Greenhill’s secondaries market overview in five charts

The most important takeaways from the advisor's latest full-year market report, published Friday.

Greenhill‘s Global Secondary Market Trends & Outlook report, published on Friday, paints a mixed picture.

Although deal volume hit another record high last year, growth has slowed and GP-led processes did not kick off in the way many anticipated. Here are some of the most interesting findings from the report.

  1. GP-leds declined as a proportion of total deal volume

Total secondaries market transaction volume hit $88 billion, up from $74 billion the year before, making for another record year. GP-led deals as a proportion of volume declined to 30 percent from 32 percent the year before, the first year of decline since 2014-15.

2. Single-asset deals climb, spinouts fall

Single-asset deals grew from 4 percent of GP-led volume in 2018 to 26 percent last year. Greenhill registered six such deals with a transaction volume of at least $500 million. At the same time, the proportion of GP-led deals that resulted in the creation of a management company (ie a spinout) declined even more dramatically, from 28 percent to less than 1 percent.
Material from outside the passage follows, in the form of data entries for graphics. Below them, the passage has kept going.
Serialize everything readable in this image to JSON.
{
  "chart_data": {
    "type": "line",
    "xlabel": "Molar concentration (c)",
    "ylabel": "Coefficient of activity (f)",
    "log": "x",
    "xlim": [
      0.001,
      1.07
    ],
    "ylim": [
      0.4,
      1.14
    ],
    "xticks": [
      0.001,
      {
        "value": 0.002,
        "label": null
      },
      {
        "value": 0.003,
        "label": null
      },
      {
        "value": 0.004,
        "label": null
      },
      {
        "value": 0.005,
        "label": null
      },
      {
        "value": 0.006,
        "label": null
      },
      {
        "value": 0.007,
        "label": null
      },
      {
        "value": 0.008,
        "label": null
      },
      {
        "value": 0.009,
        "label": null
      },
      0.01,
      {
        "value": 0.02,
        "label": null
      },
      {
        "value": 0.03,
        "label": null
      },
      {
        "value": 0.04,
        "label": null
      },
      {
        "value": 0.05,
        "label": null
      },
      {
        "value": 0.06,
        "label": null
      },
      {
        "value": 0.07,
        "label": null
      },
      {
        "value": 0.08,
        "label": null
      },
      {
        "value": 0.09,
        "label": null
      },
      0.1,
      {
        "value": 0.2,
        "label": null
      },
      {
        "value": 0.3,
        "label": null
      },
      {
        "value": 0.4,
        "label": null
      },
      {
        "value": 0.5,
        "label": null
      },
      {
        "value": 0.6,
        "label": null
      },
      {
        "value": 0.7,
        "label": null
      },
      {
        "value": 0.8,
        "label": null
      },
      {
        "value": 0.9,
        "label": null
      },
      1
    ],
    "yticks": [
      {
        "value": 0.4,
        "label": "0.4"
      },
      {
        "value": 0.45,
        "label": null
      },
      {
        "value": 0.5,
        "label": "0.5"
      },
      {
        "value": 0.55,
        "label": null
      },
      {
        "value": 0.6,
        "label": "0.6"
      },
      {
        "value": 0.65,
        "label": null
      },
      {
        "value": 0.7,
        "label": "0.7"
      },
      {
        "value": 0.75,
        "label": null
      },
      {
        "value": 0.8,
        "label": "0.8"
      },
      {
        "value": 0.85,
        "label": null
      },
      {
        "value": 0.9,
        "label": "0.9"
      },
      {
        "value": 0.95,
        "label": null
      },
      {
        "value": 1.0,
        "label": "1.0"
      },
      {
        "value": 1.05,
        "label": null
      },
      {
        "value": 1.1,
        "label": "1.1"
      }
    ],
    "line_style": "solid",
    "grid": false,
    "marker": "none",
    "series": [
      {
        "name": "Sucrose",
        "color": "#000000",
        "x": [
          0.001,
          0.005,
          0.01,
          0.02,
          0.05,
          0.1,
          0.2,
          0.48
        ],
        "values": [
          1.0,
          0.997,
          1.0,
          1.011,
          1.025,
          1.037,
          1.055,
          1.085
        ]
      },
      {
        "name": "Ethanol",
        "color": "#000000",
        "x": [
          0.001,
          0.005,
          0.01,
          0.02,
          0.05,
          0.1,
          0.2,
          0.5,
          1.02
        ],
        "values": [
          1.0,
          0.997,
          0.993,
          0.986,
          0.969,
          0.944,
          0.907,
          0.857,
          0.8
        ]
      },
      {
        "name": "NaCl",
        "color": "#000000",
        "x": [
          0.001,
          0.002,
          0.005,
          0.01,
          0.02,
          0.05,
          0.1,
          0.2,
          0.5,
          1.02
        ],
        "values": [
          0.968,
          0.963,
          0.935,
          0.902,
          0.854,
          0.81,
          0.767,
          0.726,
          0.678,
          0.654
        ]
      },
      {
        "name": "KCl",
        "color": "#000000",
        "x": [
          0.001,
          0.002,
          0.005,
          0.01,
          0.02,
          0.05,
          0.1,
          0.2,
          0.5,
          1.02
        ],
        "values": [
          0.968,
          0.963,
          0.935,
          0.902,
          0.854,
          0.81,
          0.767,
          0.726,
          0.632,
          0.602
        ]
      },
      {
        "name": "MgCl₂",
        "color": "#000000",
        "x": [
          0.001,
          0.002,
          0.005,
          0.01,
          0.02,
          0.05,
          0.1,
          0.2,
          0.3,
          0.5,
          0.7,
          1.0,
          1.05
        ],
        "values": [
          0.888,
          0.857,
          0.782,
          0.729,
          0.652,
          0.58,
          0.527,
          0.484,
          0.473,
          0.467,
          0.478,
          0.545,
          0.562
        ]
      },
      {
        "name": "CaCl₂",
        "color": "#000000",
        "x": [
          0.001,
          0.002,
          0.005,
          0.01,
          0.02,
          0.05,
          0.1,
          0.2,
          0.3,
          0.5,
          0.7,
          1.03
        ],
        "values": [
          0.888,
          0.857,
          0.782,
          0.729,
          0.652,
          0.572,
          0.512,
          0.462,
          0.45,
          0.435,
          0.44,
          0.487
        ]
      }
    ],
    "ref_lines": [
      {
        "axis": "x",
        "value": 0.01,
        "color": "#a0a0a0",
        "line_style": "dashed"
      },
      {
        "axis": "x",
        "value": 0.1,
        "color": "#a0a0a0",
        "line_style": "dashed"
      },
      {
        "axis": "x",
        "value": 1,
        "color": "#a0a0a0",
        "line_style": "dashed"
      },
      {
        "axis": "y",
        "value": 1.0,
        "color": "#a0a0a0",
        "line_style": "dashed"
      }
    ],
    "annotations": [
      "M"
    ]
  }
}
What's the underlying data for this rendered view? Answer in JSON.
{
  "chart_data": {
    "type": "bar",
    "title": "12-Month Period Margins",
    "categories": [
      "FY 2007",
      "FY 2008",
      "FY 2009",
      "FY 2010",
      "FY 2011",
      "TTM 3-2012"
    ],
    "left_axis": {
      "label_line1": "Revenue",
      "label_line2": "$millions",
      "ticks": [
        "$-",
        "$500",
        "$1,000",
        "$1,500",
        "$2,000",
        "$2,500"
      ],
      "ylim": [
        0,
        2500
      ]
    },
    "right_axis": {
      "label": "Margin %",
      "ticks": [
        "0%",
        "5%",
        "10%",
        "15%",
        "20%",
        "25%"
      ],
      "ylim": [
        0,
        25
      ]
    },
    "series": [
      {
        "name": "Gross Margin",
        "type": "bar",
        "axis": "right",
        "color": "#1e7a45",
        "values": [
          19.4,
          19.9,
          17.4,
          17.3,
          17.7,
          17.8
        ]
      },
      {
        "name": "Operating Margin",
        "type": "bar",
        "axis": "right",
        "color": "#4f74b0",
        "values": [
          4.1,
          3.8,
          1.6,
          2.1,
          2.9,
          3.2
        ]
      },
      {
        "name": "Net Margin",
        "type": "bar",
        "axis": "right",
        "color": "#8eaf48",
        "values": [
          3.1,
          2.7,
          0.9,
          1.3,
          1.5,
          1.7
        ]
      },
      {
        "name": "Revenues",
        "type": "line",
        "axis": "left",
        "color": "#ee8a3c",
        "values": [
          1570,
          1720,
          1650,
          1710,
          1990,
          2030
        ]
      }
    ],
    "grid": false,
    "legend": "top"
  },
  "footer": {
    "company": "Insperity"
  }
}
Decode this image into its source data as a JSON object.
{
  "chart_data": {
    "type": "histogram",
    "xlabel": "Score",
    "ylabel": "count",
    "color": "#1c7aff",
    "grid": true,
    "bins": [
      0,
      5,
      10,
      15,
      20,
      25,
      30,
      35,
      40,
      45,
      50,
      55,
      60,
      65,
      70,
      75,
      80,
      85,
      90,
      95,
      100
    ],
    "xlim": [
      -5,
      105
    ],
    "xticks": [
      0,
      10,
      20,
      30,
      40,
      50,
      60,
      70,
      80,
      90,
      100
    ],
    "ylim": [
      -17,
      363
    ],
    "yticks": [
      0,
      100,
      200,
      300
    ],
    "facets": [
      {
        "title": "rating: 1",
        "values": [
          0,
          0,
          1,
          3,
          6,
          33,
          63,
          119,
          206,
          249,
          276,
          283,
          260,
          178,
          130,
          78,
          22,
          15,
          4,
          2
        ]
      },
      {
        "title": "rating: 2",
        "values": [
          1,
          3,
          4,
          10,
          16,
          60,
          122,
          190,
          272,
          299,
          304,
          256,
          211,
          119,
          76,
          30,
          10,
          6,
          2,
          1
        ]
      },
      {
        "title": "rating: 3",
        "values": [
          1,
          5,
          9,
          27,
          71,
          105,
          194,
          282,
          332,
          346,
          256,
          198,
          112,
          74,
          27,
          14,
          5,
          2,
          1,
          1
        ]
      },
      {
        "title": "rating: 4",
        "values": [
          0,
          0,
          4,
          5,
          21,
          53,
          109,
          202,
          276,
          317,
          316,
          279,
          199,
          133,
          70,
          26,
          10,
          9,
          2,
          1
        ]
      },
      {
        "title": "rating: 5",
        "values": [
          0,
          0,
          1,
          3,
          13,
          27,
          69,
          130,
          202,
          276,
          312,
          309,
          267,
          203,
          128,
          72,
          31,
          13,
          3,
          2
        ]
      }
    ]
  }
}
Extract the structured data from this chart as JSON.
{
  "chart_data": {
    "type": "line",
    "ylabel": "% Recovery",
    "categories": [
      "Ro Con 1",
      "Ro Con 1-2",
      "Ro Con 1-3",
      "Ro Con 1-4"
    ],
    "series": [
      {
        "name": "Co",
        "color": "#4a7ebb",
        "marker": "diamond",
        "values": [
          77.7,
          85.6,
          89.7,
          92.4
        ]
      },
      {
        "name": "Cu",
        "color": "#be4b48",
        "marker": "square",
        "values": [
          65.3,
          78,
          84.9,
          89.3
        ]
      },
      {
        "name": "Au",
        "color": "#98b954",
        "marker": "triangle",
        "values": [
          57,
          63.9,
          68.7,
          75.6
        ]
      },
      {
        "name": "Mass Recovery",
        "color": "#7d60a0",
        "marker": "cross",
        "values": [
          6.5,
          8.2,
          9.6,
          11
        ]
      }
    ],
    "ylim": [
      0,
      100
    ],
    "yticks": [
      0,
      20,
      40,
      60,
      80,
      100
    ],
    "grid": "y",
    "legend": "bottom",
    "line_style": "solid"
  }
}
3. Capital overhang drops to 2013 level

The amount of available dry powder versus deal activity has declined to levels not seen since 2013. Near-term available capital stood at $155 billion at the end of last year, a decline of 19 percent year-on-year. Combined with the increase in deal volume, this means an overhang multiple of 1.8x compared with 2.6x 12 months ago.

4. Pricing softens across asset classes

The average high bid across all strategies last year was 88 percent of net asset value, down from 92 percent the prior year. High valuations dovetailed with increased risk aversion from buyers, who prioritised “newer vintages, well-known managers and fundamentally strong asset exposure” in 2019, Greenhill noted. The average price of buyout, real estate and venture capital stakes declined by 4, 6 and 6 percentage points, respectively.

5.  Newer vintages dominate the market

Buyer appetite for pre-crisis funds declined in 2019, with funds older than 2009 accounting for 28 percent of total volume. There was a clear split in pricing: funds of 2013-2015 vintage priced at an average of 89 percent of NAV and post-2015 vintage funds 93 percent of NAV, while all older vintages priced below the 88 percent average.

“Fewer buyers were willing to include older vintage funds within portfolio bids, and those that were required a substantial discount,” Greenhill noted.